To understand how the internet works, you need to know a few things about domains and domain name servers. A domain is a website address that contains a specific set of letters and numbers. Domain names are added by registrars, who sell them for an annual fee. Once a domain has been registered with a registrar, it is then assigned to one or more DNS servers which will tell any person looking up the site what server they should be connecting to.
Here’s a quick list of the main components that make the internet function:
The DNS System
The DNS system is a global server network that translates domain names into IP addresses. When you type a domain name into your browser, your computer will query DNS servers until it finds the server with the corresponding IP address for that domain name. This process is known as DNS resolution.
Domain Name Servers
Domain name servers (DNS servers) act as intermediaries between domain names and IP addresses. They keep track of all the registered domains and the corresponding IP addresses, and they can respond to queries from clients looking for specific domain names.
Root Zone File
The root zone file is a database that contains all of the top-level domains (TLDs) and their corresponding nameservers. ICANN maintains it, and it is responsible for assigning top-level domains, maintaining the root zone file, and overseeing the DNS system.

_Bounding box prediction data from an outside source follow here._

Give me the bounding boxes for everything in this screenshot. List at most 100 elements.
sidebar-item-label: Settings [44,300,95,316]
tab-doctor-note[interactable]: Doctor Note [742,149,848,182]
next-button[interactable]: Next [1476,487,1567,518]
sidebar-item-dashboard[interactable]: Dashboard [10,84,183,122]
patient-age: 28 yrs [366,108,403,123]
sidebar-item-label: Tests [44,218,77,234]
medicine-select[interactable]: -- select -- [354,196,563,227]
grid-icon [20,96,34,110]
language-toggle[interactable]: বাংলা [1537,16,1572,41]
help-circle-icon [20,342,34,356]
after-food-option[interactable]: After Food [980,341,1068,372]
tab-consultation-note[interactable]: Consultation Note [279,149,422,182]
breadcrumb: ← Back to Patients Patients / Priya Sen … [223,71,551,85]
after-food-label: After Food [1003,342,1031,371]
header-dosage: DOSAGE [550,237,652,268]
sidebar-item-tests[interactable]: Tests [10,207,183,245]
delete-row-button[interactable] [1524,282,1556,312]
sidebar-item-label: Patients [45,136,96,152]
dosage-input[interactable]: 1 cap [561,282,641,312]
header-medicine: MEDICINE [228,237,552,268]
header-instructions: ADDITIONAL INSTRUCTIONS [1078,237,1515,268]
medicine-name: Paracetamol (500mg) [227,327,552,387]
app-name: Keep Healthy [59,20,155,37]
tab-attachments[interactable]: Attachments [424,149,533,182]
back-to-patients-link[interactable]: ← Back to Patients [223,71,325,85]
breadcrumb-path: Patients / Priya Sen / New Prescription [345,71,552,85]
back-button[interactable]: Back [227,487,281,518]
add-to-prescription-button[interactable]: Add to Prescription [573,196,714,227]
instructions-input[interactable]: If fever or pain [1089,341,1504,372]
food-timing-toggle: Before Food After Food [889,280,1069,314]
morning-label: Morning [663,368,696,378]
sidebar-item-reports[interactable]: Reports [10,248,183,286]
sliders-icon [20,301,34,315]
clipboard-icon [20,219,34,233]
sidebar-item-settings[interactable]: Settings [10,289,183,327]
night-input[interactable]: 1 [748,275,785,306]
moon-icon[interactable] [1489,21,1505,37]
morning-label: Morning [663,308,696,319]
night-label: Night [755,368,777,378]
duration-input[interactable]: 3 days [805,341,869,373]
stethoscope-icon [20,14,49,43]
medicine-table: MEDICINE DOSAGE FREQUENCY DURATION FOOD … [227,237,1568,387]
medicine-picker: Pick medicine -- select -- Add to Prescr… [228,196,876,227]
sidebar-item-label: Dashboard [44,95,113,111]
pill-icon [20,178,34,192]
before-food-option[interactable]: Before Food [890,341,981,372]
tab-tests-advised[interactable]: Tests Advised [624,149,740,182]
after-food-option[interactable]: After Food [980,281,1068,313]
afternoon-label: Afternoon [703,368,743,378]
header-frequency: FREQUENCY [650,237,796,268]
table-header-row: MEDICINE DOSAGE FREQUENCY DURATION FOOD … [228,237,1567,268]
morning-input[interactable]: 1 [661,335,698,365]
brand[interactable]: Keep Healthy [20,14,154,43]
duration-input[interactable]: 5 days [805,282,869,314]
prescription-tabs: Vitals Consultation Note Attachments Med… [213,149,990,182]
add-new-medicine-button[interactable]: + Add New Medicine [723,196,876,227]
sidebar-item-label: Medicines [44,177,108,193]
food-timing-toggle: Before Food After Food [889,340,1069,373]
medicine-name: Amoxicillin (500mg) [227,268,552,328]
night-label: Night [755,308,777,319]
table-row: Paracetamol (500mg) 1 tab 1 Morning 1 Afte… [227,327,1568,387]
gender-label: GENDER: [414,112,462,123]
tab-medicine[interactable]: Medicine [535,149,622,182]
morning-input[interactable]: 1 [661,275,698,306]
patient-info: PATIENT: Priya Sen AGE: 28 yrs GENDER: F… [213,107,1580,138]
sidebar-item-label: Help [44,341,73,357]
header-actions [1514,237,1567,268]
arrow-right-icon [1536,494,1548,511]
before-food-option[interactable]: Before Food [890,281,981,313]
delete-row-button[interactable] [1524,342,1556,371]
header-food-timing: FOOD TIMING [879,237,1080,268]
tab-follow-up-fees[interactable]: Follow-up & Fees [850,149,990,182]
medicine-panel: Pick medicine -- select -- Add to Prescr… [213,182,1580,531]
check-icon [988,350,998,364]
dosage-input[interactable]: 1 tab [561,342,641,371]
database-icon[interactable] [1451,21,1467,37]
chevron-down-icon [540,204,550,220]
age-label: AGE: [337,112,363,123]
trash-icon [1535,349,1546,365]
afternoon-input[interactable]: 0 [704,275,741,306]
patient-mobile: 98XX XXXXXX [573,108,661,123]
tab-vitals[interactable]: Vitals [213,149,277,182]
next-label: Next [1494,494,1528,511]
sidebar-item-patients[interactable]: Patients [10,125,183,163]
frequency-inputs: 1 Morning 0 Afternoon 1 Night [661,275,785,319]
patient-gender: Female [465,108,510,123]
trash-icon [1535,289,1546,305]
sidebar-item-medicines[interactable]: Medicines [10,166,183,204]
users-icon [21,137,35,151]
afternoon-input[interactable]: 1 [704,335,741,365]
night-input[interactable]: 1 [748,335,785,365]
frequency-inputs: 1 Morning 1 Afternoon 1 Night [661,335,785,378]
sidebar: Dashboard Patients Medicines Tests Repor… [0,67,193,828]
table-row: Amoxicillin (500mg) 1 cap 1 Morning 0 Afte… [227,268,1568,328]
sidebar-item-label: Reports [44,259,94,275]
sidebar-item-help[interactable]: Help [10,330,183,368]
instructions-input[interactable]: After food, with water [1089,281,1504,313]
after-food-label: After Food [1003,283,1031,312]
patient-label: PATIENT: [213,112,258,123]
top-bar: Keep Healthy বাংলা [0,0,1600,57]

An IP address is written with numbers and dots. It’s like the website address you type into your browser. IP addresses are unique to each computer and are assigned by Internet Service Providers (ISPs). When you type a domain name into your browser, your computer will query DNS servers until it finds the server with the corresponding IP address for that domain name.
Top-Level Domain Names
The top level of the domain name system is managed by the Internet Corporation for Assigned Names and Numbers (ICANN). ICANN is a nonprofit organization that was created in 1998 to manage the domain name system and regulate global internet policy. It is responsible for assigning top-level domains, maintaining the root zone file, and overseeing the DNS system.
Within the UK domains are managed by Nominet. Nominet is a not-for-profit organization that manages .uk domain names. They are in charge of assigning top-level domains, maintaining the root zone file, and overseeing the DNS system.
DNS records contain a variety of information, including the following:
– The domain name
– The IP address of the domain name’s web server
– The address of the name server that is responsible for the domain
– The date and time of the last update to the DNS record
– MX Records
– CNAME records
MX records specify the mail service provider for a domain. When someone tries to contact your domain, they will query DNS servers until they find the server with the corresponding IP address, then send their message there.
Canonical Name records (CNAME) create an alias from one domain name to another. The “www” part of a domain is an alias to the root domain. CNAME records are used when setting up a CDN to deliver assets from another server.
Content Delivery Networks (CDN)
Content Delivery Network (CDN) is a content distribution system that serves content to end-users with high availability and high performance. CDNs serve a large variety of data, including text, images, audio, video, software or other digital assets for Internet applications.
A CDN’s goal is to deliver the highest quality experience to end-users. This may be accomplished by ensuring content is delivered without interruption from network congestion or outages, which are often local and global. When deployed on a large scale, CDNs serve content close to where needed, minimizing the distance travelled up to 99% of the time.